In his debut book, Goldstein draws from his multifaceted careers as a TV producer, congressional attorney, political consultant, and LGBTQ civil rights leader to probe the dynamics of widespread appeal in the public eye. He opens his insightful analysis with a real-life example of reputation preservation when he was contacted by Osama bin Laden’s half brother seeking assistance in saving the family name. Goldstein defines likability as a collection of the qualities that “welcome us into a satisfying emotional relationship” with another. As he notes, all of us can use these traits to encourage an appealing reaction from others. He calls the recognition of these key features “likeability literacy” and lucidly describes how outward appeal can enchant and captivate, much akin to falling in love, but it can also be important for companies to embrace it to ensure profitability and customer loyalty. In terms of public personalities, Goldstein points out specific characteristics shared by figures like Benjamin Franklin, who instinctually engaged his constituents through uplifting stories; Ellen DeGeneres, a relatable celebrity who captured a nation’s attention with a live Oscar telecast selfie, America’s sweetheart Betty White; and social justice advocate Malala Yousafzai. These and many others, Goldstein acknowledges, have garnered positive attention and greatly enthralled followers while a noted lack of these likable traits can cause popularity quotients (and stocks) to sink and elections to be lost.

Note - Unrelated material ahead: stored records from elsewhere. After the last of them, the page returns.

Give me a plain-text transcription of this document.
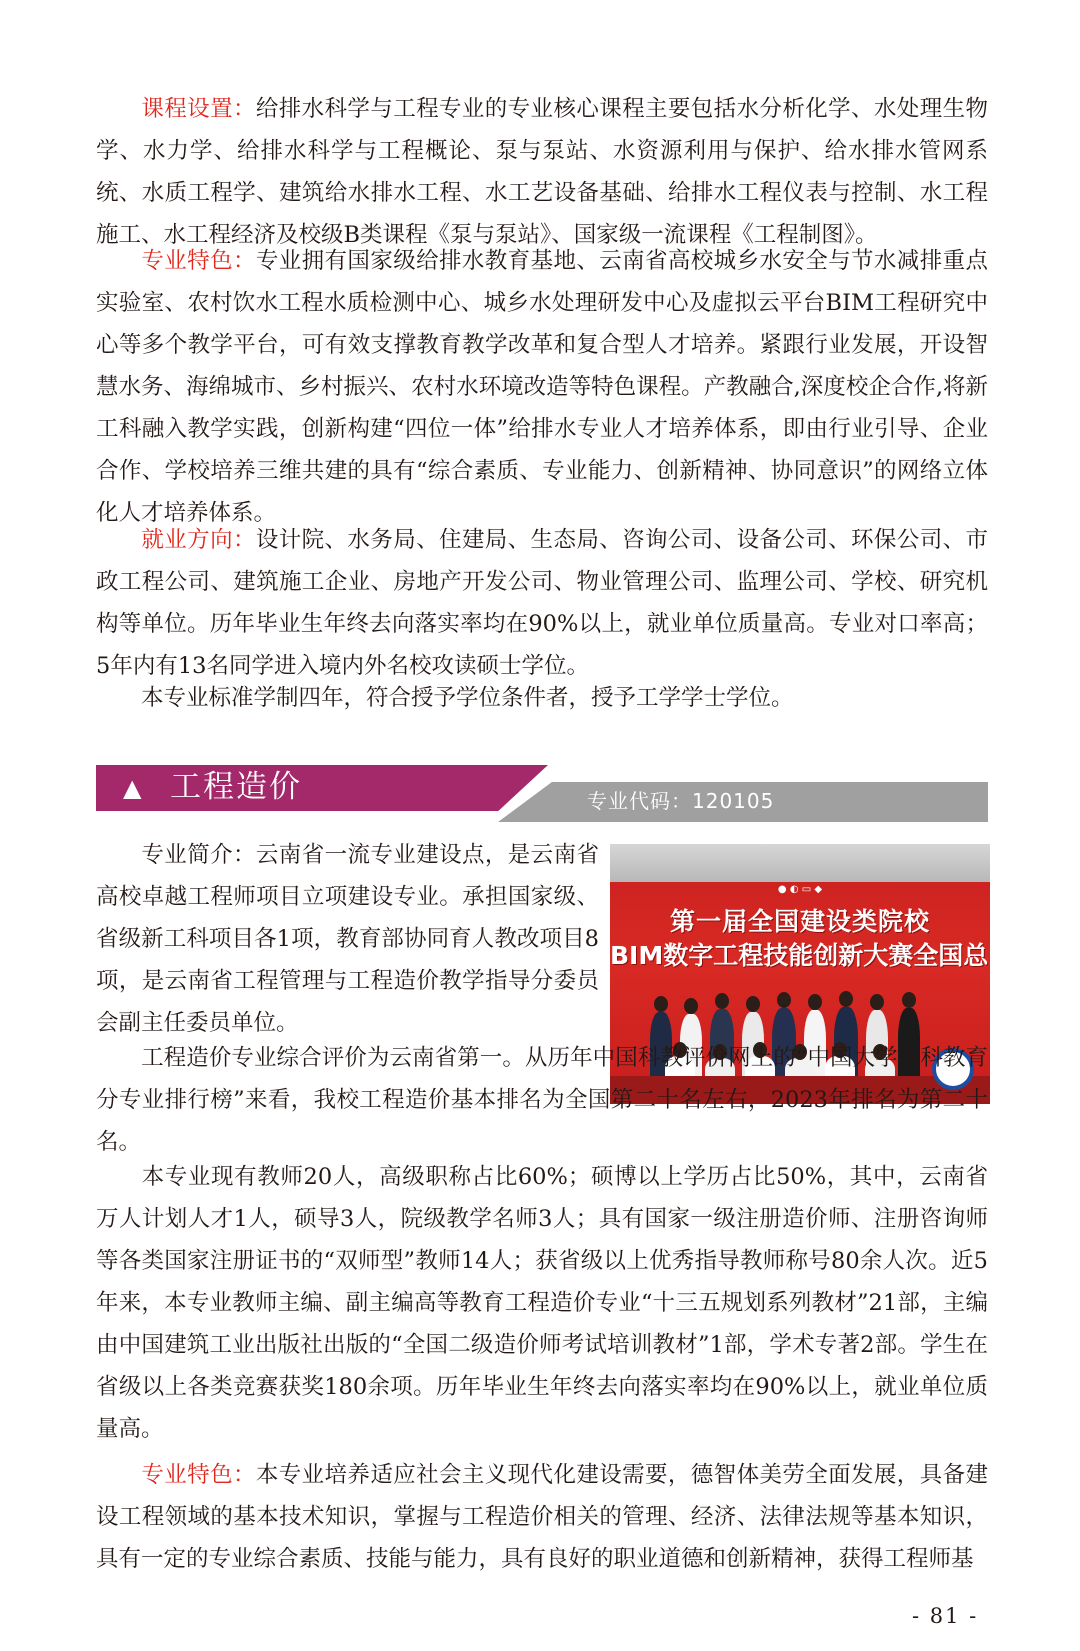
课程设置：给排水科学与工程专业的专业核心课程主要包括水分析化学、水处理生物学、水力学、给排水科学与工程概论、泵与泵站、水资源利用与保护、给水排水管网系统、水质工程学、建筑给水排水工程、水工艺设备基础、给排水工程仪表与控制、水工程施工、水工程经济及校级B类课程《泵与泵站》、国家级一流课程《工程制图》。

专业特色：专业拥有国家级给排水教育基地、云南省高校城乡水安全与节水减排重点实验室、农村饮水工程水质检测中心、城乡水处理研发中心及虚拟云平台BIM工程研究中心等多个教学平台，可有效支撑教育教学改革和复合型人才培养。紧跟行业发展，开设智慧水务、海绵城市、乡村振兴、农村水环境改造等特色课程。产教融合,深度校企合作,将新工科融入教学实践，创新构建“四位一体”给排水专业人才培养体系，即由行业引导、企业合作、学校培养三维共建的具有“综合素质、专业能力、创新精神、协同意识”的网络立体化人才培养体系。

就业方向：设计院、水务局、住建局、生态局、咨询公司、设备公司、环保公司、市政工程公司、建筑施工企业、房地产开发公司、物业管理公司、监理公司、学校、研究机构等单位。历年毕业生年终去向落实率均在90%以上，就业单位质量高。专业对口率高；5年内有13名同学进入境内外名校攻读硕士学位。

本专业标准学制四年，符合授予学位条件者，授予工学学士学位。

专业代码：120105
▲ 工程造价
● ◐ ▭ ◆
第一届全国建设类院校
BIM数字工程技能创新大赛全国总

专业简介：云南省一流专业建设点，是云南省高校卓越工程师项目立项建设专业。承担国家级、省级新工科项目各1项，教育部协同育人教改项目8项，是云南省工程管理与工程造价教学指导分委员会副主任委员单位。

工程造价专业综合评价为云南省第一。从历年中国科教评价网上的“中国大学本科教育分专业排行榜”来看，我校工程造价基本排名为全国第二十名左右，2023年排名为第二十名。

本专业现有教师20人，高级职称占比60%；硕博以上学历占比50%，其中，云南省万人计划人才1人，硕导3人，院级教学名师3人；具有国家一级注册造价师、注册咨询师等各类国家注册证书的“双师型”教师14人；获省级以上优秀指导教师称号80余人次。近5年来，本专业教师主编、副主编高等教育工程造价专业“十三五规划系列教材”21部，主编由中国建筑工业出版社出版的“全国二级造价师考试培训教材”1部，学术专著2部。学生在省级以上各类竞赛获奖180余项。历年毕业生年终去向落实率均在90%以上，就业单位质量高。

专业特色：本专业培养适应社会主义现代化建设需要，德智体美劳全面发展，具备建设工程领域的基本技术知识，掌握与工程造价相关的管理、经济、法律法规等基本知识，具有一定的专业综合素质、技能与能力，具有良好的职业道德和创新精神，获得工程师基

- 81 -
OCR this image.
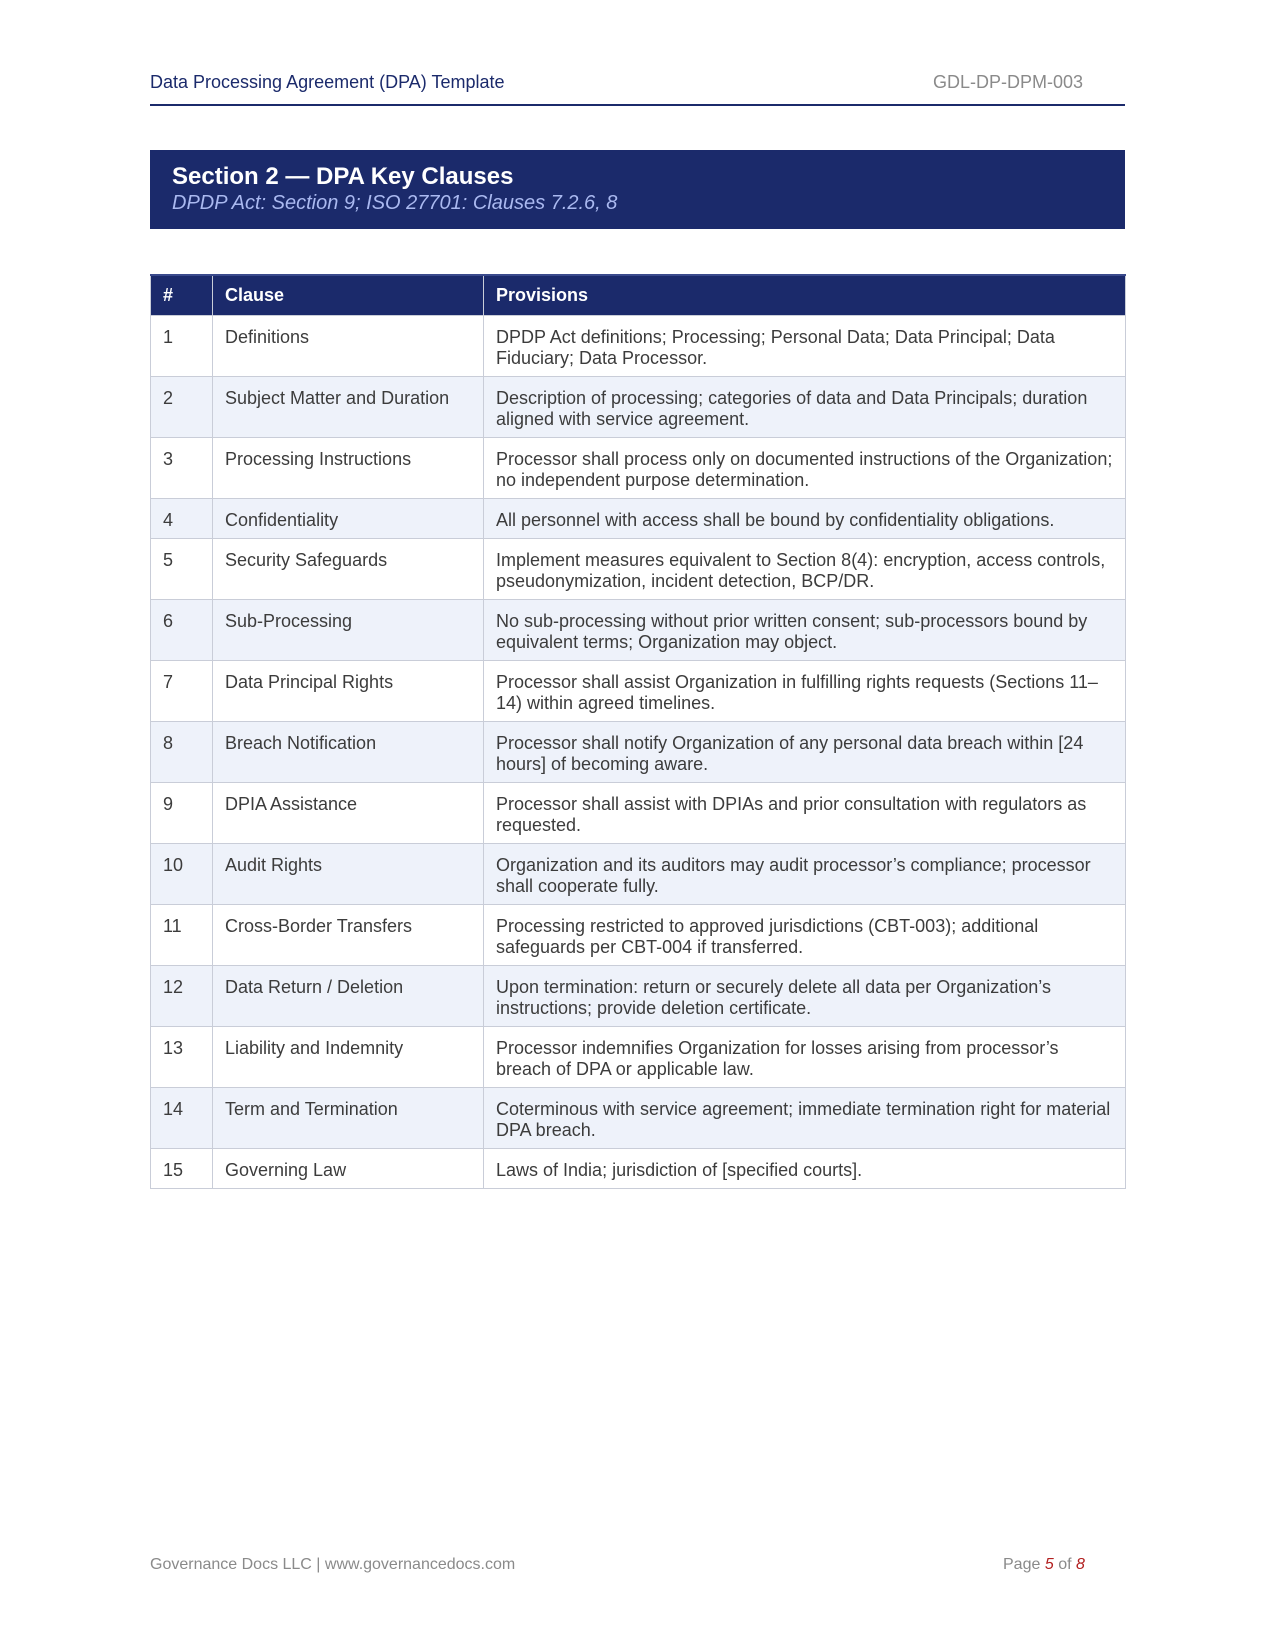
Data Processing Agreement (DPA) Template	GDL-DP-DPM-003
Section 2 — DPA Key Clauses
DPDP Act: Section 9; ISO 27701: Clauses 7.2.6, 8
#	Clause	Provisions
1	Definitions	DPDP Act definitions; Processing; Personal Data; Data Principal; Data Fiduciary; Data Processor.
2	Subject Matter and Duration	Description of processing; categories of data and Data Principals; duration aligned with service agreement.
3	Processing Instructions	Processor shall process only on documented instructions of the Organization; no independent purpose determination.
4	Confidentiality	All personnel with access shall be bound by confidentiality obligations.
5	Security Safeguards	Implement measures equivalent to Section 8(4): encryption, access controls, pseudonymization, incident detection, BCP/DR.
6	Sub-Processing	No sub-processing without prior written consent; sub-processors bound by equivalent terms; Organization may object.
7	Data Principal Rights	Processor shall assist Organization in fulfilling rights requests (Sections 11–14) within agreed timelines.
8	Breach Notification	Processor shall notify Organization of any personal data breach within [24 hours] of becoming aware.
9	DPIA Assistance	Processor shall assist with DPIAs and prior consultation with regulators as requested.
10	Audit Rights	Organization and its auditors may audit processor’s compliance; processor shall cooperate fully.
11	Cross-Border Transfers	Processing restricted to approved jurisdictions (CBT-003); additional safeguards per CBT-004 if transferred.
12	Data Return / Deletion	Upon termination: return or securely delete all data per Organization’s instructions; provide deletion certificate.
13	Liability and Indemnity	Processor indemnifies Organization for losses arising from processor’s breach of DPA or applicable law.
14	Term and Termination	Coterminous with service agreement; immediate termination right for material DPA breach.
15	Governing Law	Laws of India; jurisdiction of [specified courts].
Governance Docs LLC | www.governancedocs.com	Page 5 of 8
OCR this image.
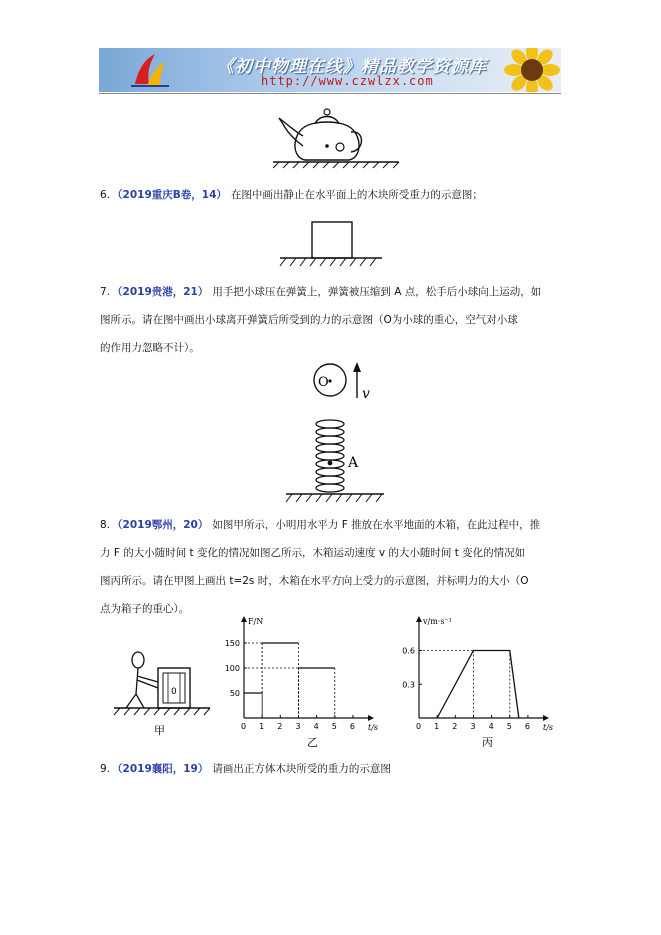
《初中物理在线》精品教学资源库
http://www.czwlzx.com
6. （2019重庆B卷，14） 在图中画出静止在水平面上的木块所受重力的示意图；
7. （2019贵港，21） 用手把小球压在弹簧上，弹簧被压缩到 A 点，松手后小球向上运动，如
图所示。请在图中画出小球离开弹簧后所受到的力的示意图（O为小球的重心，空气对小球
的作用力忽略不计）。
O
v
A
8. （2019鄂州，20） 如图甲所示，小明用水平力 F 推放在水平地面的木箱，在此过程中，推
力 F 的大小随时间 t 变化的情况如图乙所示，木箱运动速度 v 的大小随时间 t 变化的情况如
图丙所示。请在甲图上画出 t=2s 时，木箱在水平方向上受力的示意图，并标明力的大小（O
点为箱子的重心）。
0
甲	t/s
F/N
0 1 2 3 4 5 6
50
100
150
乙
t/s
v/m·s⁻¹
0 1 2 3 4 5 6
0.3
0.6
丙
9. （2019襄阳，19） 请画出正方体木块所受的重力的示意图
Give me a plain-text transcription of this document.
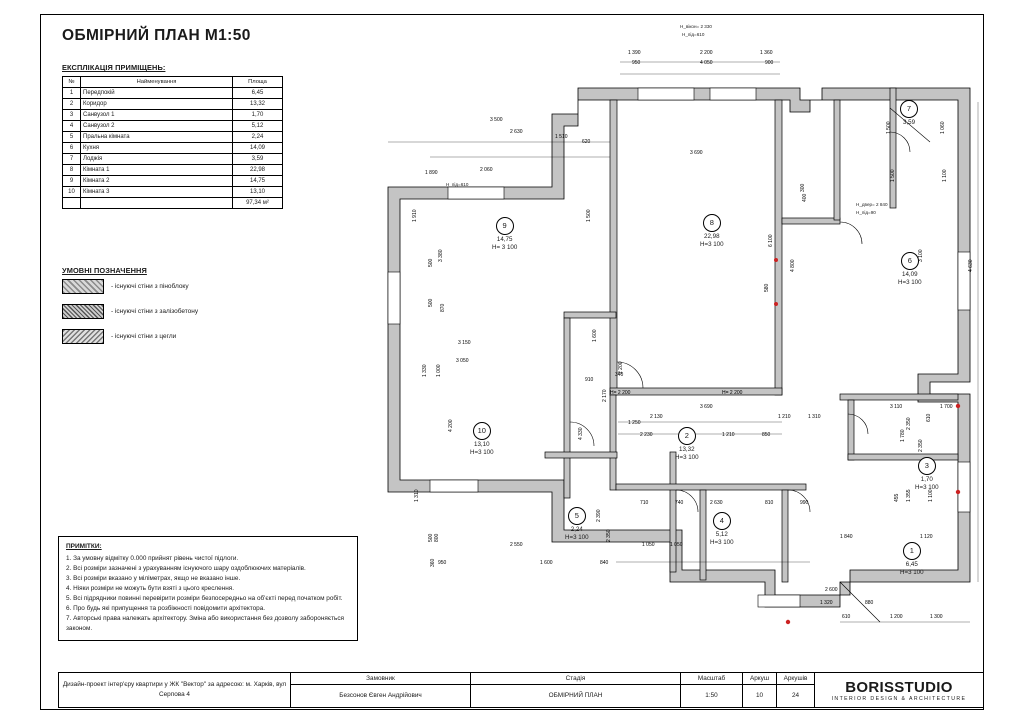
ОБМІРНИЙ ПЛАН М1:50
ЕКСПЛІКАЦІЯ ПРИМІЩЕНЬ:
№	Найменування	Площа
1	Передпокій	6,45
2	Коридор	13,32
3	Санвузол 1	1,70
4	Санвузол 2	5,12
5	Пральна кімната	2,24
6	Кухня	14,09
7	Лоджія	3,59
8	Кімната 1	22,98
9	Кімната 2	14,75
10	Кімната 3	13,10
		97,34 м²
УМОВНІ ПОЗНАЧЕННЯ
- існуючі стіни з піноблоку
- існуючі стіни з залізобетону
- існуючі стіни з цегли
ПРИМІТКИ:
1. За умовну відмітку 0.000 прийнят рівень чистої підлоги.
2. Всі розміри зазначені з урахуванням існуючого шару оздоблюючих матеріалів.
3. Всі розміри вказано у міліметрах, якщо не вказано інше.
4. Ніяки розміри не можуть бути взяті з цього креслення.
5. Всі підрядники повинні перевірити розміри безпосередньо на об'єкті перед початком робіт.
6. Про будь які припущення та розбіжності повідомити архітектора.
7. Авторські права належать архітектору. Зміна або використання без дозволу забороняється законом.
Дизайн-проект інтер'єру квартири у ЖК "Вектор" за адресою: м. Харків, вул Серпова 4
Замовник
Безсонов Євген Андрійович
Стадія
ОБМІРНИЙ ПЛАН
Масштаб
1:50
Аркуш
10
Аркушів
24
BORISSTUDIO
INTERIOR DESIGN & ARCHITECTURE
9
14,75
H= 3 100
8
22,98
H=3 100
7
3,59
6
14,09
H=3 100
10
13,10
H=3 100
2
13,32
H=3 100
5
2,24
H=3 100
4
5,12
H=3 100
3
1,70
H=3 100
1
6,45
H=3 100
H_вікон= 2 330
H_під=610
H_під=610
H_двер= 2 840
H_під=90
1 390	2 200	1 360
950	4 050	900
3 500
2 630
1 510
620
3 690
1 890	2 060
3 150
3 050
910
340
H= 2 200	H= 2 200
2 130
3 690
1 210	1 310
3 110	1 700
1 250
2 230	1 210	850
740
710	2 630	810	990
1 840
1 320
2 600
880
610	1 200	1 300
2 550
1 600
950	840
1 050	1 050
1 120
1 910
500
3 380
870
500
1 330 1 000
4 200
1 310
500 800
360
1 500	1 060
1 500	1 100
4 630
3 100
2 350	610
455 1 355	1 100
2 350
1 780
4 330
2 170
1 600
2 390
2 350
2 200
4 800
6 100
1 500
300
400
580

Goldstein’s expertise shines most in his delineations of eight classic likability traits and how each factors into and cultivates our impressions, opinions, and takeaways of others, particularly public figures like CEOs, world leaders, and celebrities. He breaks down each trait and pinpoints their individual strengths and durability within the arena of today’s hypercritical, impressionable culture, stressing the conclusive perception that “likeability is leverage.” An oddly tempting self-assessment analysis encourages readers to measure their own overall appeal.
A psychologically provocative study on the gravity of charm, charisma, and outward impressions.